Abo

Keine Hygiene, kaum BildungKinder der „Waldfamilie“ dürfen auch Weihnachten nicht nach Hause

3 min
Das abgelegene Haus von Nathan Trevallion und Catherine Birmingham in Palmoli in den italienischen Abruzzen

Das abgelegene Haus von Nathan Trevallion und Catherine Birmingham in Palmoli in den italienischen Abruzzen

Ein Aussteiger-Ehepaar hat erneut vor Gericht verloren, die drei Kinder müssen vorerst im Heim bleiben.

Der Fall einer britisch-australischen Familie bewegt seit Monaten die italienische Öffentlichkeit und mittlerweile auch die Politik. Catherine Birmingham und Nathan Trevallion lebten mit ihren drei Kindern als Aussteiger in den Abruzzen, einem rauen Gebirgszug östlich von Rom, der an die Adriaküste grenzt. In ihrem steinernen Häuschen gibt es weder fließend Wasser noch Strom oder eine Toilette. Was die Behörden alarmierte, ist die Lebenssituation und der Gesundheitszustand der Kinder der „Waldfamilie“, wie sie in Italien genannt wird. 

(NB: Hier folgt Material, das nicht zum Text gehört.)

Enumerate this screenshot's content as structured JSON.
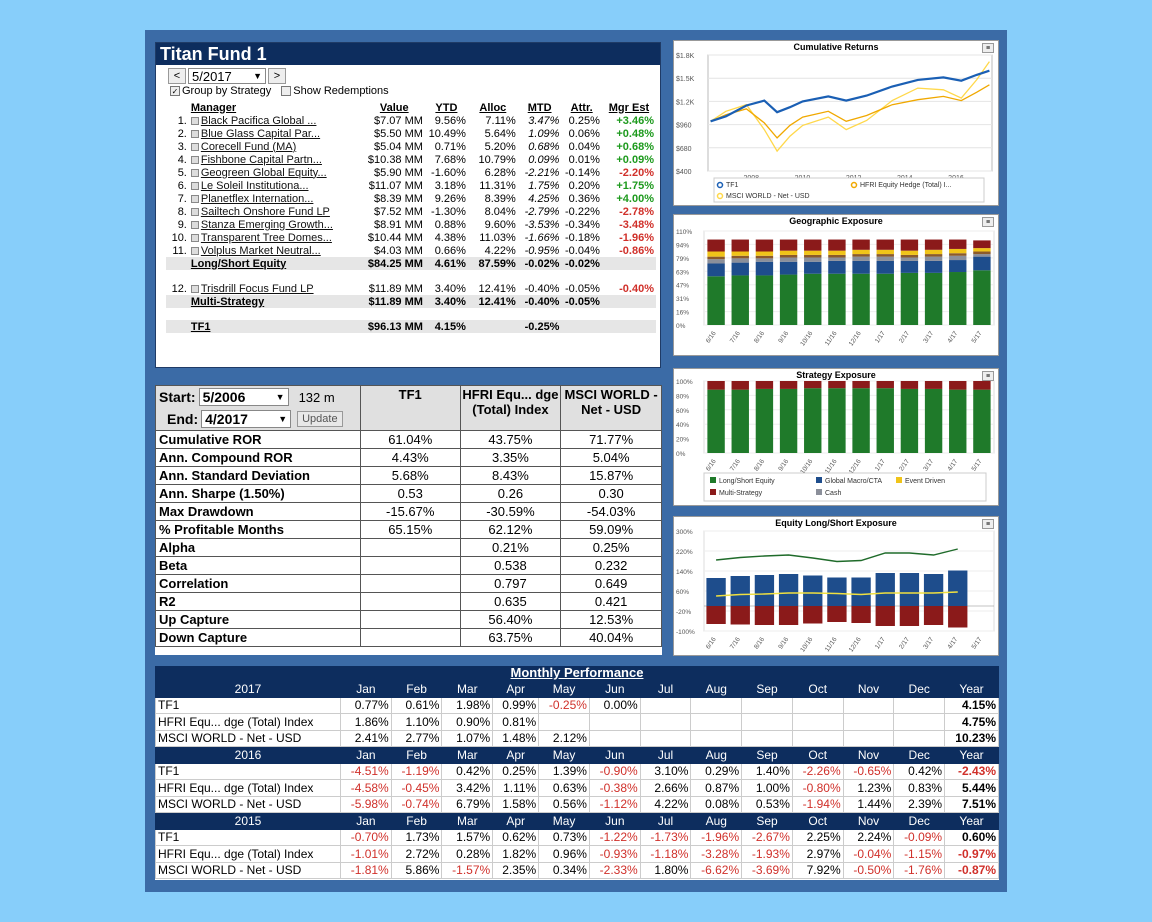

Ein Jugendgericht in L’Aquila entzog den beiden Eltern im November das Sorgerecht für das achtjährige Mädchen und die beiden sechsjährigen Zwillingsgeschwister. Ihre Unterbringung in einem Heim wurde angeordnet. In dem einige Kilometer entfernen Ort werden die Kinder derzeit von ihren Eltern besucht – Medienberichten zufolge kommt die Mutter täglich vorbei, der Vater darf die drei regelmäßig besuchen.

Das Grundstück, auf dem Nathan Trevallion und Catherine Birmingham mit ihren Kindern in Palmoli leben.

Das Grundstück, auf dem Nathan Trevallion und Catherine Birmingham mit ihren Kindern in Palmoli leben.

Hintergrund der Entscheidung war ein schlechter Gesundheitszustand der Kinder sowie mangelnde schulische Bildung der Achtjährigen. Das ältere Mädchen namens Utopia Rose kann weder Englisch noch Italienisch lesen und lediglich seinen Namen schreiben. Die jüngeren Brüder Galoran und Blubell haben bislang offenbar ebenfalls keine Form der vorschulischen Bildung erhalten. In Italien ist zwar Heimunterricht grundsätzlich erlaubt, es muss aber eine Anbindung an eine Schule geben.   

„Waldfamilie“: Kinder erhielten keine Impfungen und waren nie beim Kinderarzt

Besorgniserregend war aber auch, dass es offenbar lange keinerlei medizinische Betreuung für die Kinder gab. Aus Gerichtsdokumenten, die der „Corriere della Sera“ zitiert, geht hervor, dass sie erst im Sommer 2025 erstmals bei einem Kinderarzt waren. Sie wurden also auch nicht geimpft. Die Tochter soll zudem zeitweise an einer akuten spastischen Bronchitis gelitten haben, die von ihren Eltern weder gemeldet noch behandelt wurde.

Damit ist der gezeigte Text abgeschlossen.